Une collaboration entre l'Université Cornell (Ithaca, New York) et l'Institut de chimie organique de l'Université d'Innsbruck a permis le développement d'une méthode de séquençage des protéines à même de gérer celles de plus de 200 kD.
Classiquement, le séquençage des protéines, pour leur caractérisation et pour l'étude de leurs modifications post-traductionnelles, débute par une digestion enzymatique. Cette étape transforme la protéine en un lot de peptides qui peuvent être identifiées par spectrométrie de masse, leur masse indiquant leur nature et donc leur séquence. La séquence globale de la protéine est ensuite reconstituée, en assemblant les courtes séquences obtenues, par des algorithmes d'alignement.
La méthode 'top-down', au contraire, ionise et dissocie la protéine au sein même du spectromètre, pour analyser les fragments moléculaires et ioniques ainsi produits au fur et à mesure de leur apparition.

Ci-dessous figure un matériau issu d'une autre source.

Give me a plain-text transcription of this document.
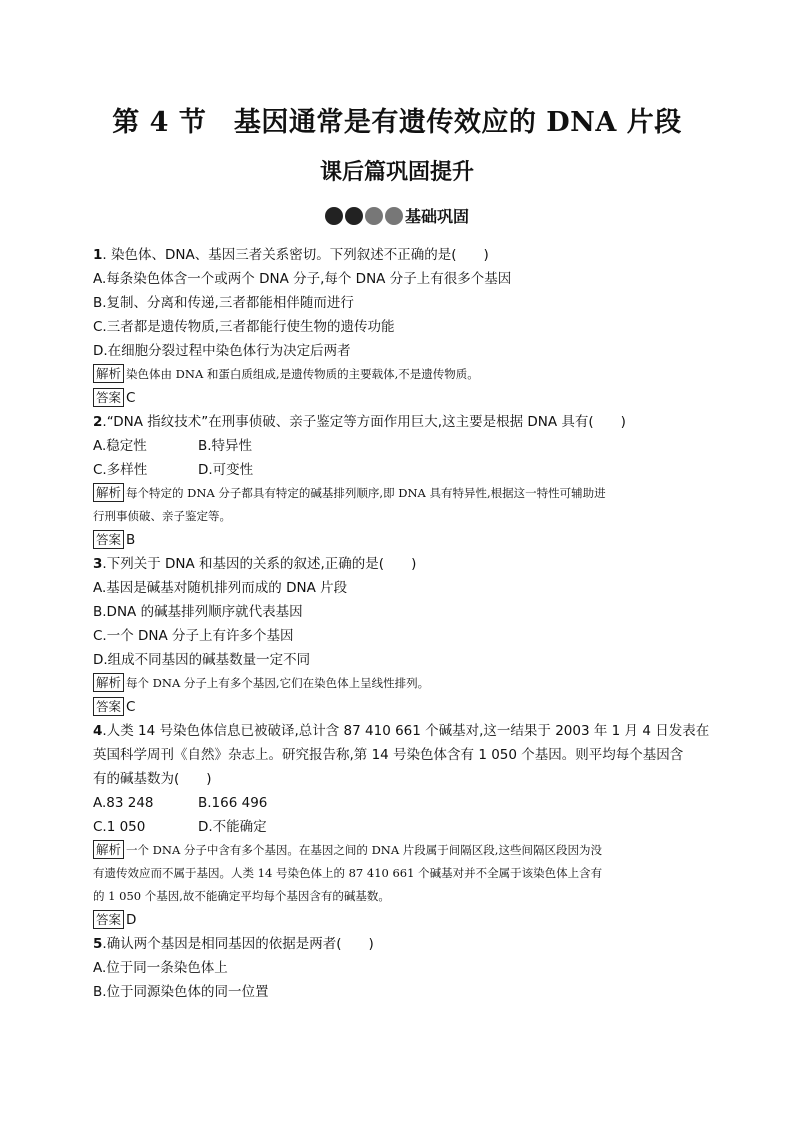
第 4 节　基因通常是有遗传效应的 DNA 片段
课后篇巩固提升
基础巩固
1. 染色体、DNA、基因三者关系密切。下列叙述不正确的是(　　)
A.每条染色体含一个或两个 DNA 分子,每个 DNA 分子上有很多个基因
B.复制、分离和传递,三者都能相伴随而进行
C.三者都是遗传物质,三者都能行使生物的遗传功能
D.在细胞分裂过程中染色体行为决定后两者
解析 染色体由 DNA 和蛋白质组成,是遗传物质的主要载体,不是遗传物质。
答案 C
2.“DNA 指纹技术”在刑事侦破、亲子鉴定等方面作用巨大,这主要是根据 DNA 具有(　　)
A.稳定性	B.特异性
C.多样性	D.可变性
解析 每个特定的 DNA 分子都具有特定的碱基排列顺序,即 DNA 具有特异性,根据这一特性可辅助进
行刑事侦破、亲子鉴定等。
答案 B
3.下列关于 DNA 和基因的关系的叙述,正确的是(　　)
A.基因是碱基对随机排列而成的 DNA 片段
B.DNA 的碱基排列顺序就代表基因
C.一个 DNA 分子上有许多个基因
D.组成不同基因的碱基数量一定不同
解析 每个 DNA 分子上有多个基因,它们在染色体上呈线性排列。
答案 C
4.人类 14 号染色体信息已被破译,总计含 87 410 661 个碱基对,这一结果于 2003 年 1 月 4 日发表在
英国科学周刊《自然》杂志上。研究报告称,第 14 号染色体含有 1 050 个基因。则平均每个基因含
有的碱基数为(　　)
A.83 248	B.166 496
C.1 050	D.不能确定
解析 一个 DNA 分子中含有多个基因。在基因之间的 DNA 片段属于间隔区段,这些间隔区段因为没
有遗传效应而不属于基因。人类 14 号染色体上的 87 410 661 个碱基对并不全属于该染色体上含有
的 1 050 个基因,故不能确定平均每个基因含有的碱基数。
答案 D
5.确认两个基因是相同基因的依据是两者(　　)
A.位于同一条染色体上
B.位于同源染色体的同一位置
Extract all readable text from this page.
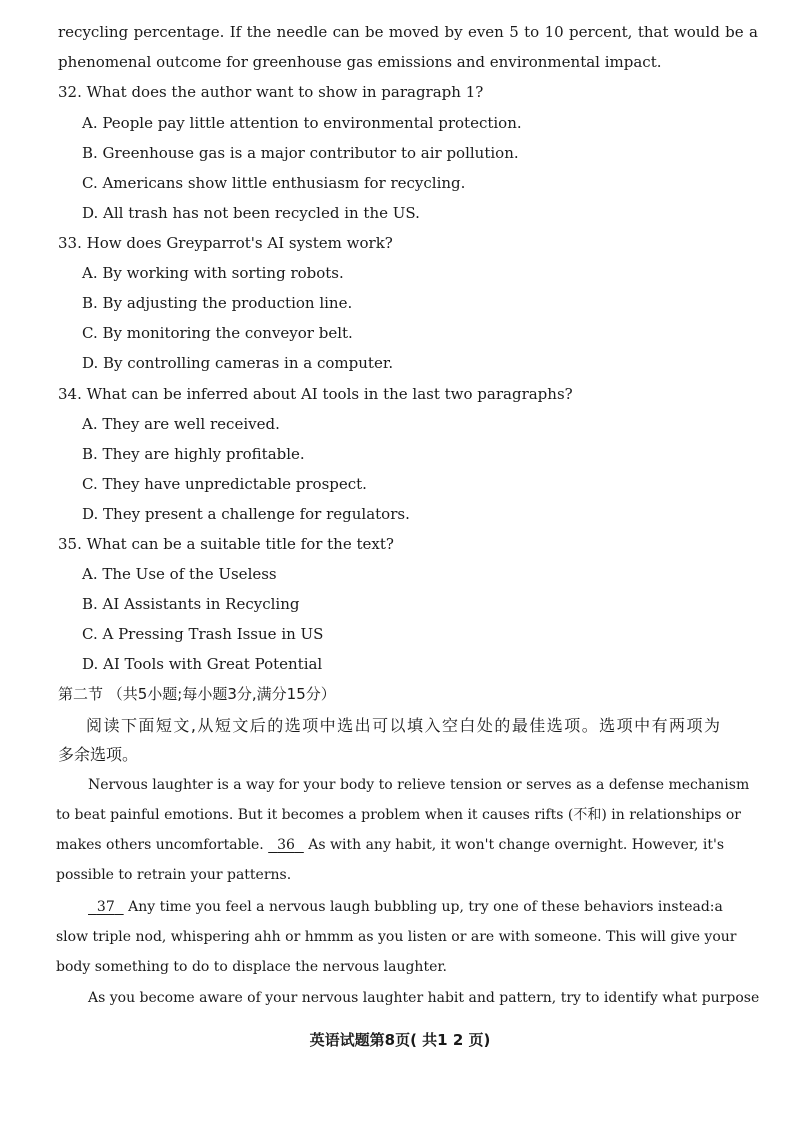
recycling percentage. If the needle can be moved by even 5 to 10 percent, that would be a
phenomenal outcome for greenhouse gas emissions and environmental impact.
32. What does the author want to show in paragraph 1?
A. People pay little attention to environmental protection.
B. Greenhouse gas is a major contributor to air pollution.
C. Americans show little enthusiasm for recycling.
D. All trash has not been recycled in the US.
33. How does Greyparrot's AI system work?
A. By working with sorting robots.
B. By adjusting the production line.
C. By monitoring the conveyor belt.
D. By controlling cameras in a computer.
34. What can be inferred about AI tools in the last two paragraphs?
A. They are well received.
B. They are highly profitable.
C. They have unpredictable prospect.
D. They present a challenge for regulators.
35. What can be a suitable title for the text?
A. The Use of the Useless
B. AI Assistants in Recycling
C. A Pressing Trash Issue in US
D. AI Tools with Great Potential
第二节 （共5小题;每小题3分,满分15分）
阅读下面短文,从短文后的选项中选出可以填入空白处的最佳选项。选项中有两项为
多余选项。
Nervous laughter is a way for your body to relieve tension or serves as a defense mechanism
to beat painful emotions. But it becomes a problem when it causes rifts (不和) in relationships or
makes others uncomfortable. 36 As with any habit, it won't change overnight. However, it's
possible to retrain your patterns.
37 Any time you feel a nervous laugh bubbling up, try one of these behaviors instead:a
slow triple nod, whispering ahh or hmmm as you listen or are with someone. This will give your
body something to do to displace the nervous laughter.
As you become aware of your nervous laughter habit and pattern, try to identify what purpose
英语试题第8页( 共1 2 页)
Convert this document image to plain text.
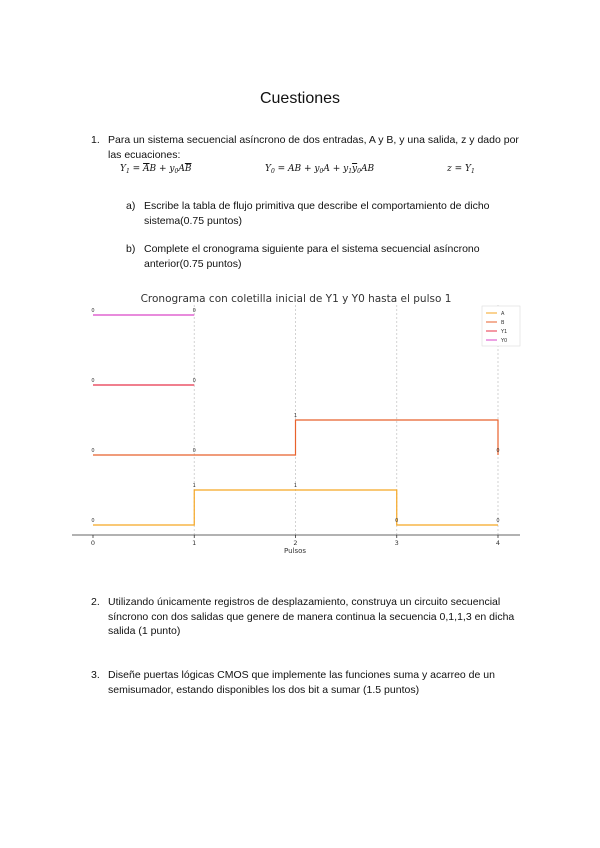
Cuestiones
1. Para un sistema secuencial asíncrono de dos entradas, A y B, y una salida, z y dado por las ecuaciones:
$Y_1 = \overline{A}B + y_0A\overline{B}$	$Y_0$ = AB + $y_0A + y_1\overline{y}_0AB$	$z = Y_1$
a) Escribe la tabla de flujo primitiva que describe el comportamiento de dicho sistema(0.75 puntos)
b) Complete el cronograma siguiente para el sistema secuencial asíncrono anterior(0.75 puntos)
Cronograma con coletilla inicial de Y1 y Y0 hasta el pulso 1
0
1	1
0	0
0	0
1
0
0	0
0	0
0	1	2	3	4
Pulsos
A
B
Y1
Y0
2. Utilizando únicamente registros de desplazamiento, construya un circuito secuencial síncrono con dos salidas que genere de manera continua la secuencia 0,1,1,3 en dicha salida (1 punto)
3. Diseñe puertas lógicas CMOS que implemente las funciones suma y acarreo de un semisumador, estando disponibles los dos bit a sumar (1.5 puntos)
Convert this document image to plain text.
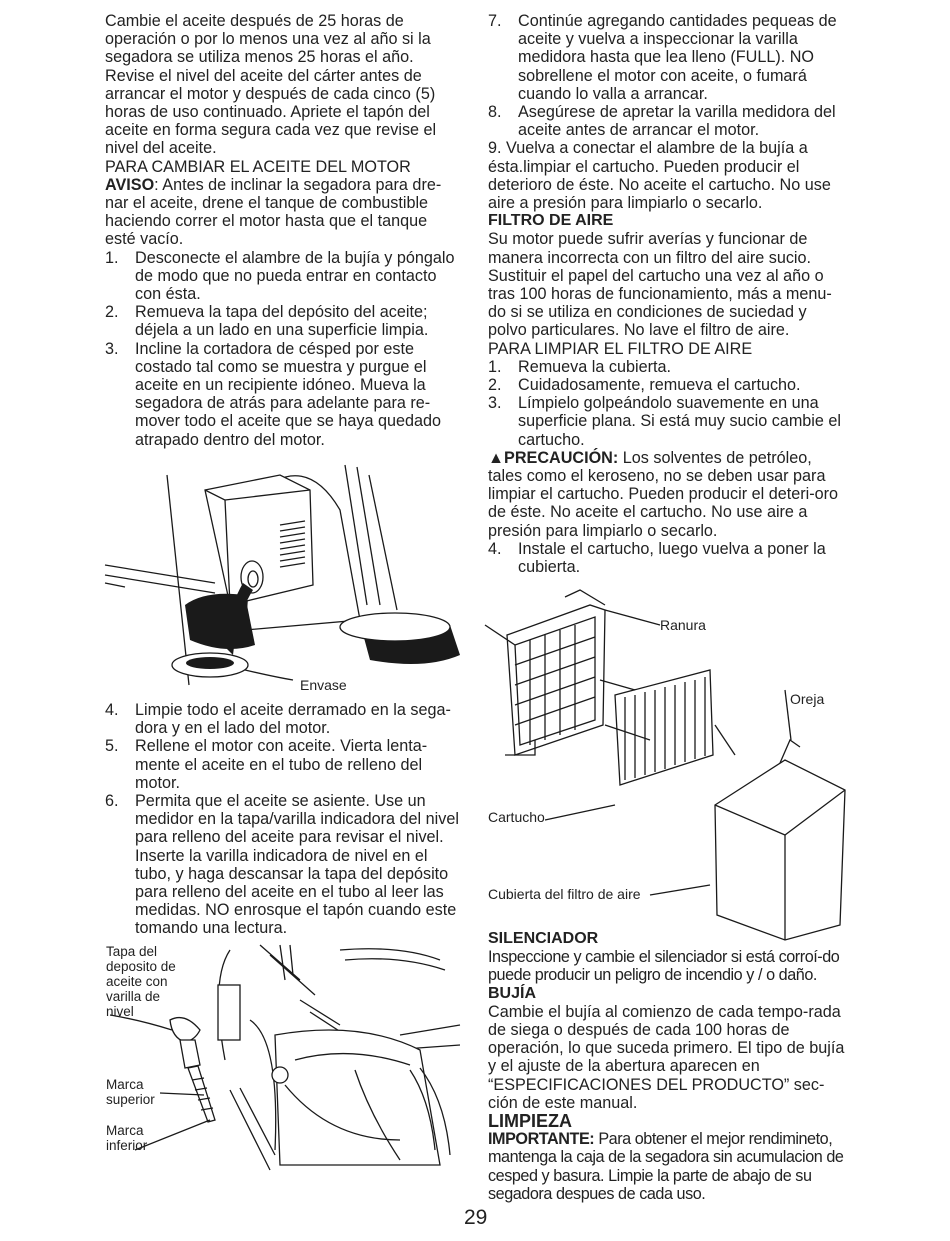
Cambie el aceite después de 25 horas de operación o por lo menos una vez al año si la segadora se utiliza menos 25 horas el año. Revise el nivel del aceite del cárter antes de arrancar el motor y después de cada cinco (5) horas de uso continuado. Apriete el tapón del aceite en forma segura cada vez que revise el nivel del aceite.

PARA CAMBIAR EL ACEITE DEL MOTOR

AVISO: Antes de inclinar la segadora para dre-nar el aceite, drene el tanque de combustible haciendo correr el motor hasta que el tanque esté vacío.

1. Desconecte el alambre de la bujía y póngalo de modo que no pueda entrar en contacto con ésta.
2. Remueva la tapa del depósito del aceite; déjela a un lado en una superficie limpia.
3. Incline la cortadora de césped por este costado tal como se muestra y purgue el aceite en un recipiente idóneo. Mueva la segadora de atrás para adelante para re-mover todo el aceite que se haya quedado atrapado dentro del motor.
Envase
4. Limpie todo el aceite derramado en la sega-dora y en el lado del motor.
5. Rellene el motor con aceite. Vierta lenta-mente el aceite en el tubo de relleno del motor.
6. Permita que el aceite se asiente. Use un medidor en la tapa/varilla indicadora del nivel para relleno del aceite para revisar el nivel. Inserte la varilla indicadora de nivel en el tubo, y haga descansar la tapa del depósito para relleno del aceite en el tubo al leer las medidas. NO enrosque el tapón cuando este tomando una lectura.
Tapa del
deposito de
aceite con
varilla de
nivel
Marca
superior
Marca
inferior
7. Continúe agregando cantidades pequeas de aceite y vuelva a inspeccionar la varilla medidora hasta que lea lleno (FULL). NO sobrellene el motor con aceite, o fumará cuando lo valla a arrancar.
8. Asegúrese de apretar la varilla medidora del aceite antes de arrancar el motor.

9. Vuelva a conectar el alambre de la bujía a ésta.limpiar el cartucho. Pueden producir el deterioro de éste. No aceite el cartucho. No use aire a presión para limpiarlo o secarlo.

FILTRO DE AIRE

Su motor puede sufrir averías y funcionar de manera incorrecta con un filtro del aire sucio. Sustituir el papel del cartucho una vez al año o tras 100 horas de funcionamiento, más a menu-do si se utiliza en condiciones de suciedad y polvo particulares. No lave el filtro de aire.

PARA LIMPIAR EL FILTRO DE AIRE

1. Remueva la cubierta.
2. Cuidadosamente, remueva el cartucho.
3. Límpielo golpeándolo suavemente en una superficie plana. Si está muy sucio cambie el cartucho.

▲PRECAUCIÓN: Los solventes de petróleo, tales como el keroseno, no se deben usar para limpiar el cartucho. Pueden producir el deteri-oro de éste. No aceite el cartucho. No use aire a presión para limpiarlo o secarlo.

4. Instale el cartucho, luego vuelva a poner la cubierta.
Ranura
Oreja
Cartucho
Cubierta del filtro de aire

SILENCIADOR

Inspeccione y cambie el silenciador si está corroí-do puede producir un peligro de incendio y / o daño.

BUJÍA

Cambie el bujía al comienzo de cada tempo-rada de siega o después de cada 100 horas de operación, lo que suceda primero. El tipo de bujía y el ajuste de la abertura aparecen en “ESPECIFICACIONES DEL PRODUCTO” sec-ción de este manual.

LIMPIEZA

IMPORTANTE: Para obtener el mejor rendimineto, mantenga la caja de la segadora sin acumulacion de cesped y basura. Limpie la parte de abajo de su segadora despues de cada uso.

29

Reconstituer la séquence est alors aisé.
Xuemei Han, Mi Jin, Kathrin Breuker et Fred W. McLafferty ont sensiblement amélioré cette procédure, en affinant les techniques de dissociation, par vaporisation, dissociation des liaisons covalentes et non covalentes et emploi d'additifs favorisant l'atomisation. Les scientifiques ont ainsi pu traiter des protéines à 1314, 1714 et même 2154 résidus.